Opinion: Berkeley first responders should continue to participate in Urban Shield

Urban Shield is about training first responders for rare events, like a terrorist attack. It lasts 48 hours, so it will not make police officers “racist.” The training is valuable.

Recently there has been a lot of discussion about police and first responders participating in a training exercise known as Urban Shield.

At the June 13 City Council subcommittee on NCRIC and Urban Shield, Mayor Jesse Arreguín removed his earlier vote to prohibit the police from participating in Urban Shield or from attending the trade show associated with the event. While his stated reason for doing so was because the vote raised unclear legal issues, he also commented several times that he was unaware of any negative incidents associated with members of the Berkeley Police Department attending any of these exercises, and that according to first responders, both the training received from these exercises and materials discovered at the associated trade shows from past exercises have been instrumental in saving lives in other disasters in Berkeley.

Urban Shield is about training first responders for rare events. The events Urban Shield prepares our first responders for are not the day-to-day events we see in most of America. These events, ranging from disastrous accidents to terrorist attacks are rare, but damaging to the community they occur in.

Two aspects of emergency training covered in Urban Shield I would like to address:

In “disaster” situations, including fires, earthquakes and severe accidents, regardless of the organizational issues, fire or medical will probably take the lead. Having said that, the police are required to act in almost any such incident especially in terms of crowd control and minimizing crimes of opportunity. In addition, most disaster scenarios involve intense action on the part of first responders that lasts for long periods (days, at least).
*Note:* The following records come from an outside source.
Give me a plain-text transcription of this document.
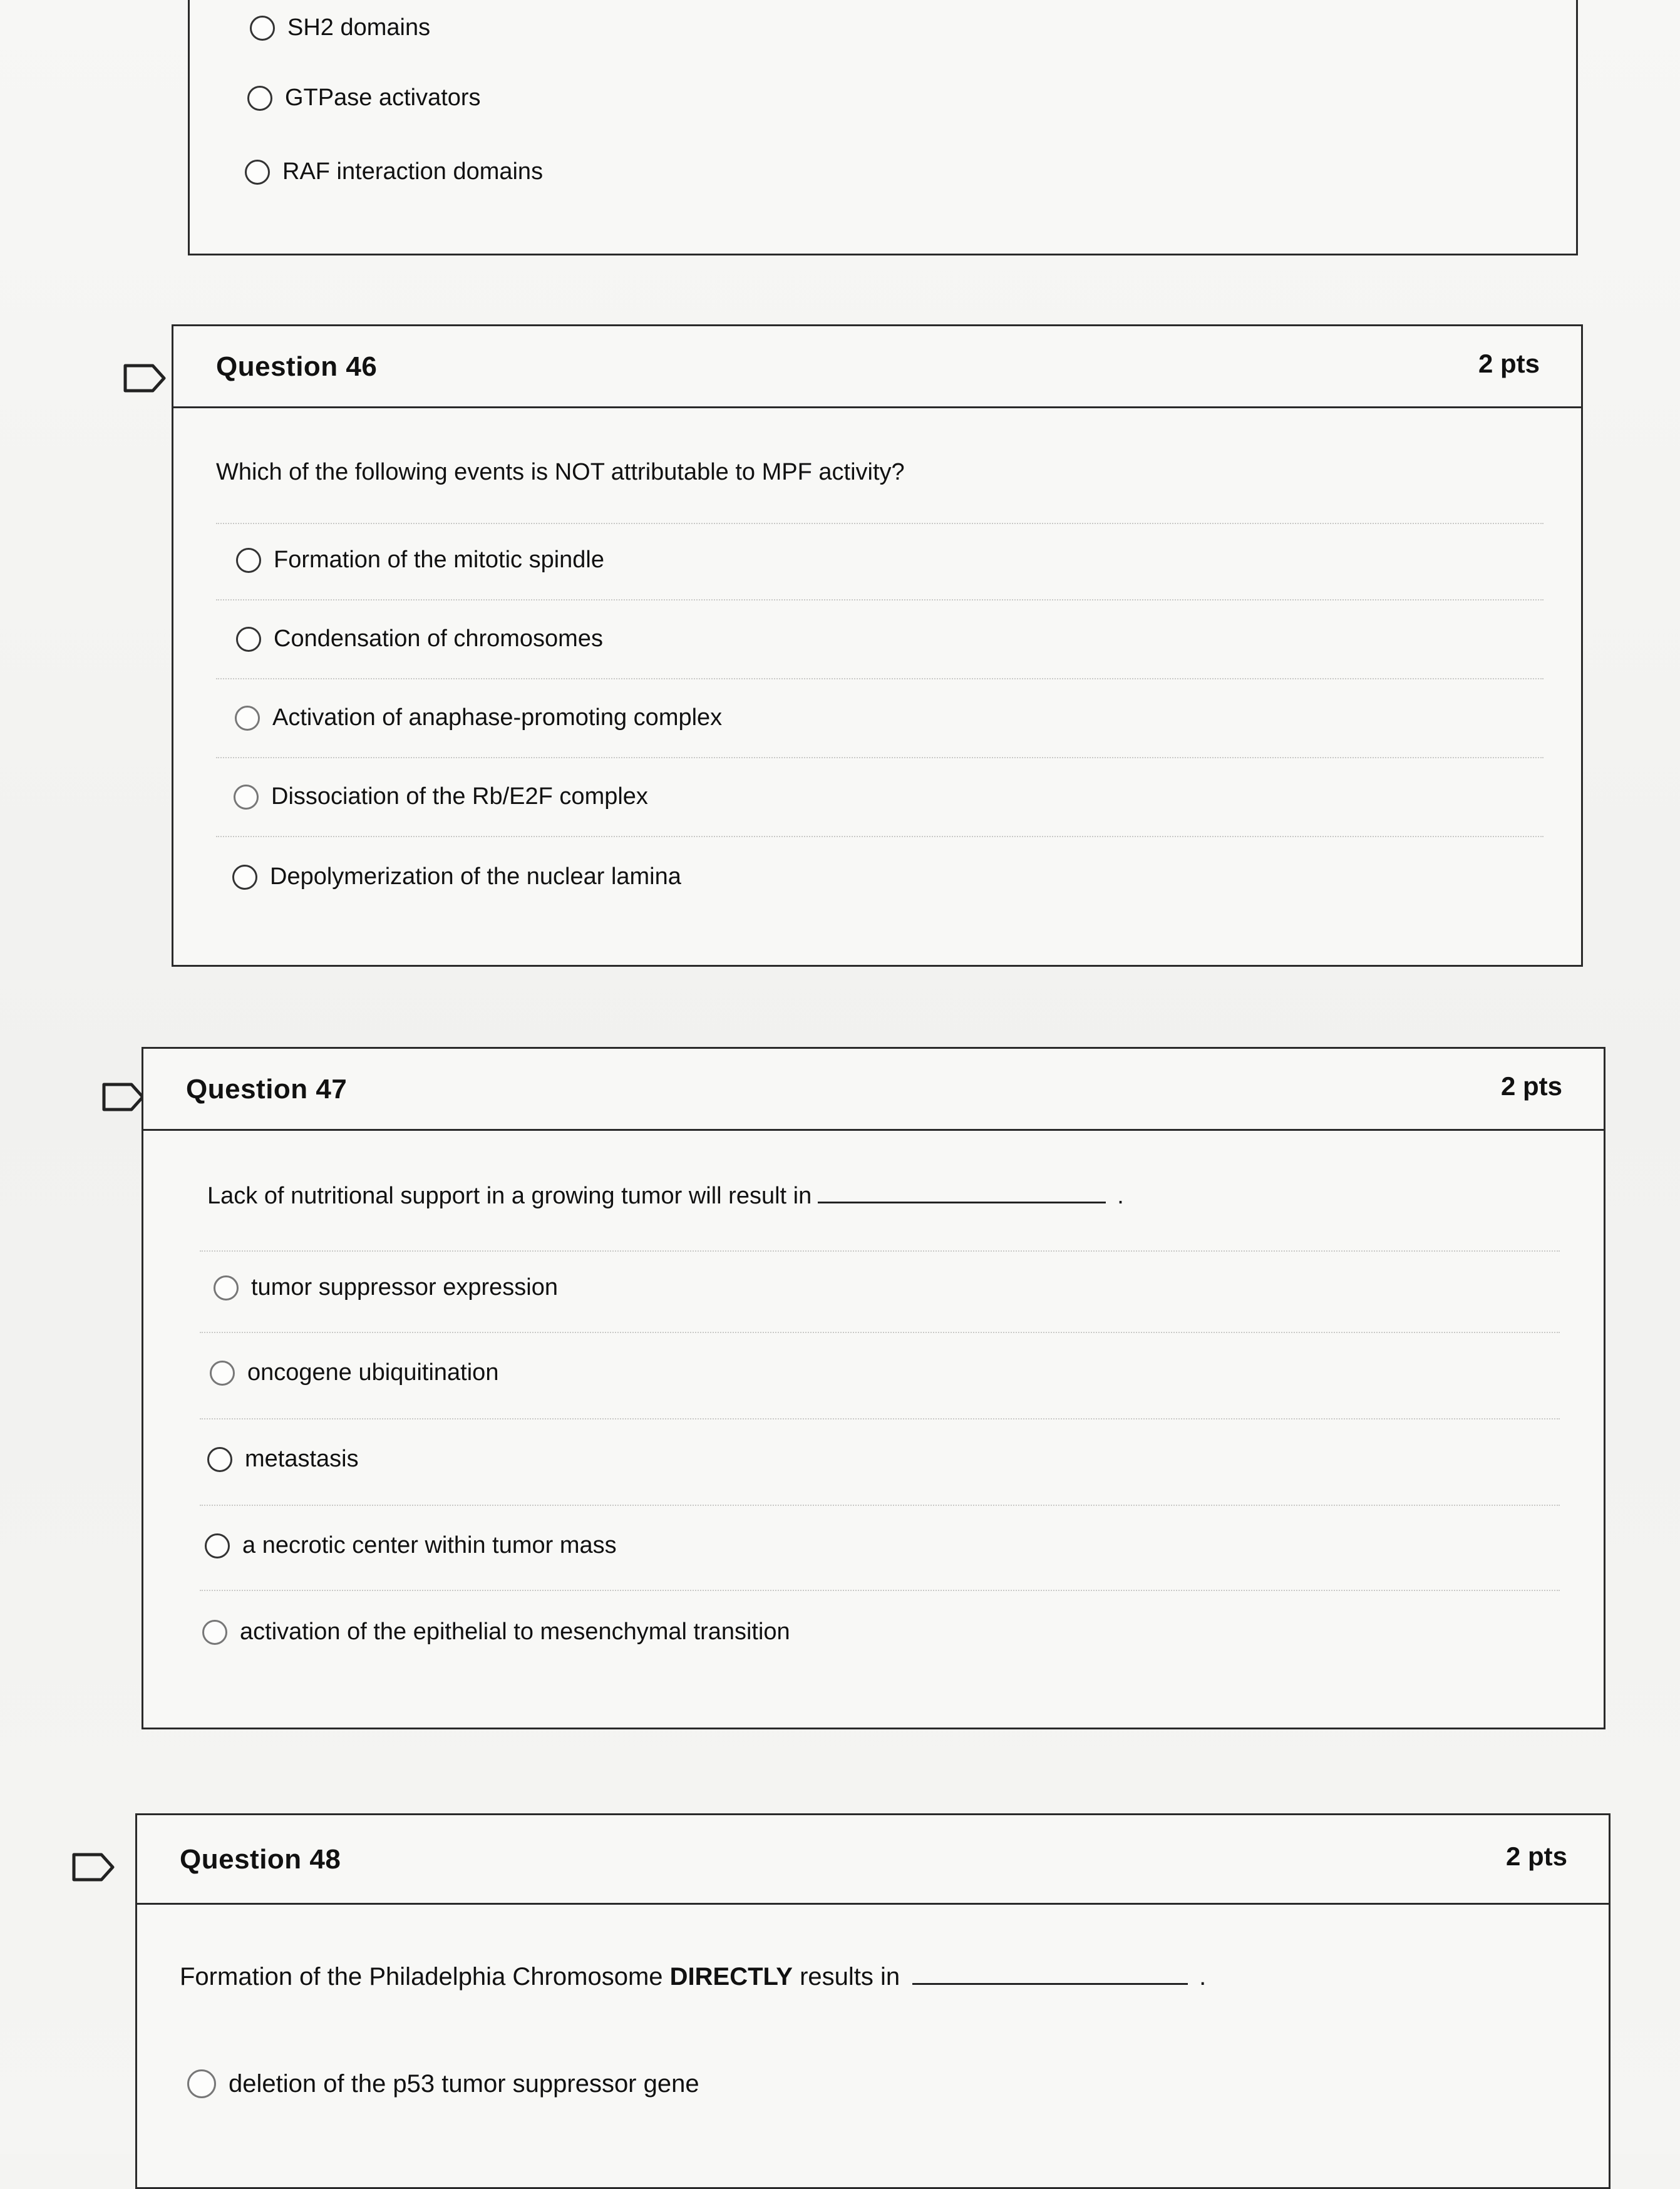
SH2 domains
GTPase activators
RAF interaction domains
Question 46	2 pts
Which of the following events is NOT attributable to MPF activity?
Formation of the mitotic spindle
Condensation of chromosomes
Activation of anaphase-promoting complex
Dissociation of the Rb/E2F complex
Depolymerization of the nuclear lamina
Question 47	2 pts
Lack of nutritional support in a growing tumor will result in	.
tumor suppressor expression
oncogene ubiquitination
metastasis
a necrotic center within tumor mass
activation of the epithelial to mesenchymal transition
Question 48	2 pts
Formation of the Philadelphia Chromosome DIRECTLY results in	.
deletion of the p53 tumor suppressor gene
Because of the rarity of these situations, it is critical that all first responders, including fire, health services and police train together to deal with these situations in as realistic a form as possible.
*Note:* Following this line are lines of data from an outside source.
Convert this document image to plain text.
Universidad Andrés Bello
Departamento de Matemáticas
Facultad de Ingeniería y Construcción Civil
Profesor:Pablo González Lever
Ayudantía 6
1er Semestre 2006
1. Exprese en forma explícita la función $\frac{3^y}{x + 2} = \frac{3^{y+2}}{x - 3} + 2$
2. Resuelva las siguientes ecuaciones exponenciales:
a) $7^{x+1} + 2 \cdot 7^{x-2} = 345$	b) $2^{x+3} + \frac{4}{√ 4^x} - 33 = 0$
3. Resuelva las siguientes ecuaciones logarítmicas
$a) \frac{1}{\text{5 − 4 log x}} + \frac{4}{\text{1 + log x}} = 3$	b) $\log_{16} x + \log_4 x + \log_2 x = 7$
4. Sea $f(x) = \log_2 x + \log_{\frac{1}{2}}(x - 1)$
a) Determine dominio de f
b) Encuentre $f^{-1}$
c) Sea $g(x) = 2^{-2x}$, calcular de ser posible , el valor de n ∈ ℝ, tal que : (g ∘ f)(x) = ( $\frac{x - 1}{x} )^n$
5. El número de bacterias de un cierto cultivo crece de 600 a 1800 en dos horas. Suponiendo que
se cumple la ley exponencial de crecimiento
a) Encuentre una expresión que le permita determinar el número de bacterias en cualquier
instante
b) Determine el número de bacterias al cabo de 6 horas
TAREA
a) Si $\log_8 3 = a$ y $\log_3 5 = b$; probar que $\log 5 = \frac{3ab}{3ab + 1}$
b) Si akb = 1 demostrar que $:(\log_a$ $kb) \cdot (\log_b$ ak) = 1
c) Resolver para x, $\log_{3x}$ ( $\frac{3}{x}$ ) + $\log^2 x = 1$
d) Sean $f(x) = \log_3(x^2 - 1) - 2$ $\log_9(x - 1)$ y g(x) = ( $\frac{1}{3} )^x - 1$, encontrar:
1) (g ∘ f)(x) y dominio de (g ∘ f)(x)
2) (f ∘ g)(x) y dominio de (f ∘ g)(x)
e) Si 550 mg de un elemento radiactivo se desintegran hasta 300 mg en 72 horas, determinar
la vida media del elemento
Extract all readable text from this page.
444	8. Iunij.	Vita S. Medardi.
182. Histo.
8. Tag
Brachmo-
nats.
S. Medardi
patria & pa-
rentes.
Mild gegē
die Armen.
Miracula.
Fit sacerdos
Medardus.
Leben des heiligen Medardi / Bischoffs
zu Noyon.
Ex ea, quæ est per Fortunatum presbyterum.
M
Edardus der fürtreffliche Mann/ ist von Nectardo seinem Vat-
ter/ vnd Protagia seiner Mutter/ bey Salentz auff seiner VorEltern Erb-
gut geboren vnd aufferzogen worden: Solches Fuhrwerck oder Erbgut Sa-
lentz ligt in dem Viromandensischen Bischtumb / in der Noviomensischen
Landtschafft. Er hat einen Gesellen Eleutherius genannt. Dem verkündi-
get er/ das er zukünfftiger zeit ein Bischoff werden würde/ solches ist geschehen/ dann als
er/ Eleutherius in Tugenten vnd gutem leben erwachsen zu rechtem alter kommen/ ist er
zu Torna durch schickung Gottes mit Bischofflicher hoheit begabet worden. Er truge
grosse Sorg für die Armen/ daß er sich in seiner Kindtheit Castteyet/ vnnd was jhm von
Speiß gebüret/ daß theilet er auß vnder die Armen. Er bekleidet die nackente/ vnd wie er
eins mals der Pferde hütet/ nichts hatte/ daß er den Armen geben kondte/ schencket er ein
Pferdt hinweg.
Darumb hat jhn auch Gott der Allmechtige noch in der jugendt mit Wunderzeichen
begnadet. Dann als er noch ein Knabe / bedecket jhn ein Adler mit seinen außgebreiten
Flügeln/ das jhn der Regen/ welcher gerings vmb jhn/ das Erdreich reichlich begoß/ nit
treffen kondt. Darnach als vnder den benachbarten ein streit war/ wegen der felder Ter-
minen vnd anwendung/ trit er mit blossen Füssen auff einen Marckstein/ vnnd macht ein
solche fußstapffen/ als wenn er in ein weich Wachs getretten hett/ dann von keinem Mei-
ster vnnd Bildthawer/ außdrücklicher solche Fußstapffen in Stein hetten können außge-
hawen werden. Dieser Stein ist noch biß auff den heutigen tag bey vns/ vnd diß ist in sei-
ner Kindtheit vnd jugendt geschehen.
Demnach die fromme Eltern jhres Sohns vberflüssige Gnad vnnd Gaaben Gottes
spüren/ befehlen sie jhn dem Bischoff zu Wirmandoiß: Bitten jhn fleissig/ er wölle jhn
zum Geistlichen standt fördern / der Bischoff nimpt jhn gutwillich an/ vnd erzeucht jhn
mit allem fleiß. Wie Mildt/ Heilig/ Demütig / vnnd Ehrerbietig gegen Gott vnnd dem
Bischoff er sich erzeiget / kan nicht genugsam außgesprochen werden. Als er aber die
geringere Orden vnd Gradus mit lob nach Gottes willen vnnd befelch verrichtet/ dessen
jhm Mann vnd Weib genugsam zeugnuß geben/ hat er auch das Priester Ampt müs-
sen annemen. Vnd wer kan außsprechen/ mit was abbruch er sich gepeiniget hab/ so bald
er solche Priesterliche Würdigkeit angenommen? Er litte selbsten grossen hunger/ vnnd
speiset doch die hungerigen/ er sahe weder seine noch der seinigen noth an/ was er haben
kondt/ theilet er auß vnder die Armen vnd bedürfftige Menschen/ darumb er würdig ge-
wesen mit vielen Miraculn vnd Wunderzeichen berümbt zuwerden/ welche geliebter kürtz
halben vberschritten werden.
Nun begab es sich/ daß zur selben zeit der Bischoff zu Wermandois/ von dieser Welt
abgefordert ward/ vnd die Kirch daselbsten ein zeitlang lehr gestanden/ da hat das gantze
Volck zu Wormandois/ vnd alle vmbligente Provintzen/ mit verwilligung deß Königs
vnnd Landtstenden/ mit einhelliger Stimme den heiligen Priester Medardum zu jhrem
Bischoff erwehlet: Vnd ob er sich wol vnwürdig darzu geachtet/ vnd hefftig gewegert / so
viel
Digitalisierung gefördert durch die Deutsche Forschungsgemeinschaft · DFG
In a terrorist attack or another form of criminal attack, it seems likely that the police would take the lead; however, it is unlikely that the police alone can handle such a situation since people are usually hurt or killed in such events, and often fires and/or hazardous material releases are involved. Also, these situations, while usually relatively short in duration (less than a day) involve actions outside of normal day-to-day activity, and frequently highly intense periods of physical activity and emotional stress. In such situations, first responders, whether fire, health services personnel or police, respond based on training. So, it is critical that training prepare these first responders to identify and respond appropriately to these emergencies.
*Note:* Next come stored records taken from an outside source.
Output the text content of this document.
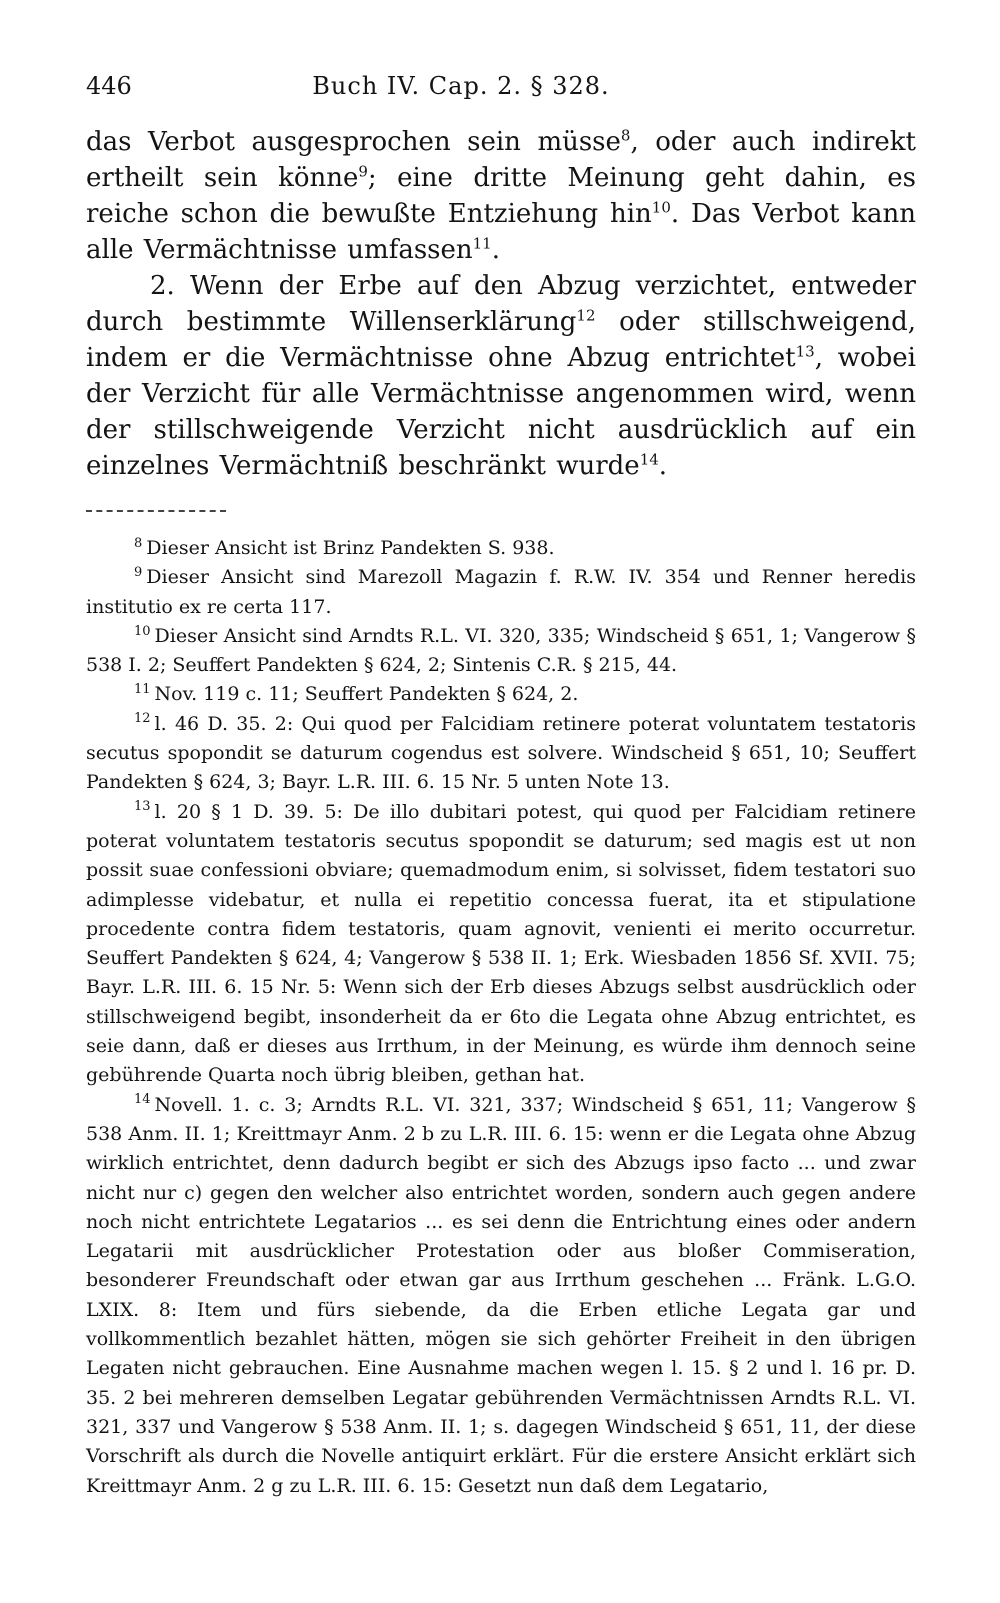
446	Buch IV. Cap. 2. § 328.

das Verbot ausgesprochen sein müsse$^8$, oder auch indirekt ertheilt sein könne$^9$; eine dritte Meinung geht dahin, es reiche schon die bewußte Entziehung hin$^{10}$. Das Verbot kann alle Vermächtnisse umfassen$^{11}$.

2. Wenn der Erbe auf den Abzug verzichtet, entweder durch bestimmte Willenserklärung$^{12}$ oder stillschweigend, indem er die Vermächtnisse ohne Abzug entrichtet$^{13}$, wobei der Verzicht für alle Vermächtnisse angenommen wird, wenn der stillschweigende Verzicht nicht ausdrücklich auf ein einzelnes Vermächtniß beschränkt wurde$^{14}$.

$^8$ Dieser Ansicht ist Brinz Pandekten S. 938.

$^9$ Dieser Ansicht sind Marezoll Magazin f. R.W. IV. 354 und Renner heredis institutio ex re certa 117.

$^{10}$ Dieser Ansicht sind Arndts R.L. VI. 320, 335; Windscheid § 651, 1; Vangerow § 538 I. 2; Seuffert Pandekten § 624, 2; Sintenis C.R. § 215, 44.

$^{11}$ Nov. 119 c. 11; Seuffert Pandekten § 624, 2.

$^{12}$ l. 46 D. 35. 2: Qui quod per Falcidiam retinere poterat voluntatem testatoris secutus spopondit se daturum cogendus est solvere. Windscheid § 651, 10; Seuffert Pandekten § 624, 3; Bayr. L.R. III. 6. 15 Nr. 5 unten Note 13.

$^{13}$ l. 20 § 1 D. 39. 5: De illo dubitari potest, qui quod per Falcidiam retinere poterat voluntatem testatoris secutus spopondit se daturum; sed magis est ut non possit suae confessioni obviare; quemadmodum enim, si solvisset, fidem testatori suo adimplesse videbatur, et nulla ei repetitio concessa fuerat, ita et stipulatione procedente contra fidem testatoris, quam agnovit, venienti ei merito occurretur. Seuffert Pandekten § 624, 4; Vangerow § 538 II. 1; Erk. Wiesbaden 1856 Sf. XVII. 75; Bayr. L.R. III. 6. 15 Nr. 5: Wenn sich der Erb dieses Abzugs selbst ausdrücklich oder stillschweigend begibt, insonderheit da er 6to die Legata ohne Abzug entrichtet, es seie dann, daß er dieses aus Irrthum, in der Meinung, es würde ihm dennoch seine gebührende Quarta noch übrig bleiben, gethan hat.

$^{14}$ Novell. 1. c. 3; Arndts R.L. VI. 321, 337; Windscheid § 651, 11; Vangerow § 538 Anm. II. 1; Kreittmayr Anm. 2 b zu L.R. III. 6. 15: wenn er die Legata ohne Abzug wirklich entrichtet, denn dadurch begibt er sich des Abzugs ipso facto ... und zwar nicht nur c) gegen den welcher also entrichtet worden, sondern auch gegen andere noch nicht entrichtete Legatarios ... es sei denn die Entrichtung eines oder andern Legatarii mit ausdrücklicher Protestation oder aus bloßer Commiseration, besonderer Freundschaft oder etwan gar aus Irrthum geschehen ... Fränk. L.G.O. LXIX. 8: Item und fürs siebende, da die Erben etliche Legata gar und vollkommentlich bezahlet hätten, mögen sie sich gehörter Freiheit in den übrigen Legaten nicht gebrauchen. Eine Ausnahme machen wegen l. 15. § 2 und l. 16 pr. D. 35. 2 bei mehreren demselben Legatar gebührenden Vermächtnissen Arndts R.L. VI. 321, 337 und Vangerow § 538 Anm. II. 1; s. dagegen Windscheid § 651, 11, der diese Vorschrift als durch die Novelle antiquirt erklärt. Für die erstere Ansicht erklärt sich Kreittmayr Anm. 2 g zu L.R. III. 6. 15: Gesetzt nun daß dem Legatario,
Many detractors from Urban Shield complain that the training will militarize our police department and will turn our police into racists. I find this argument to be somewhat unthinking in that the entire exercise lasts for about 48 hours and is only given once a year.

Another argument has been to have our own training separate from Urban Shield. Both the fire and police chiefs have said that planning and staging such training is beyond the current ability (for both staffing and expertise reasons) of either department. Further, the apportioned cost of the training for Urban Shield for Berkeley seems to be over $1 million. However, this is paid for from Homeland Security funds. If we did this training on our own, the cost would be higher since it would lose the economy of scale currently realized through Urban Shield, and it would have to be paid for our of general funds from the city of Berkeley.

It has also been suggested that Berkeley should place more emphasis on prevention, de-escalation and preparedness. However, all these skills are embodied in the continual training mandated to all our first responders as part of their ongoing training requirements. The Urban Shield exercises, on the other hand, are a once a year short, intense set of exercises to help prepare the first responders to deal with unexpected (and yes, violent) events that are not easily covered in the classroom. It would be criminal not to take fullest advantage of this type of training when available.

It is critical to the safety of our community that all first responders be encouraged to take the fullest possible advantage of any training offered through Urban Shield.

Editor’s Note: Berkeleyside updated the publication time after publication due to a technical issue with our daily newsletter. No other changes were made.

Paul H. Degenkolb, a 40-year resident of Berkeley, is a licensed mechanical engineer who worked 17 years in the aerospace industry 20 years as an IT manager. He has completed two of the standard Arrest and Firearms courses for California peace officers.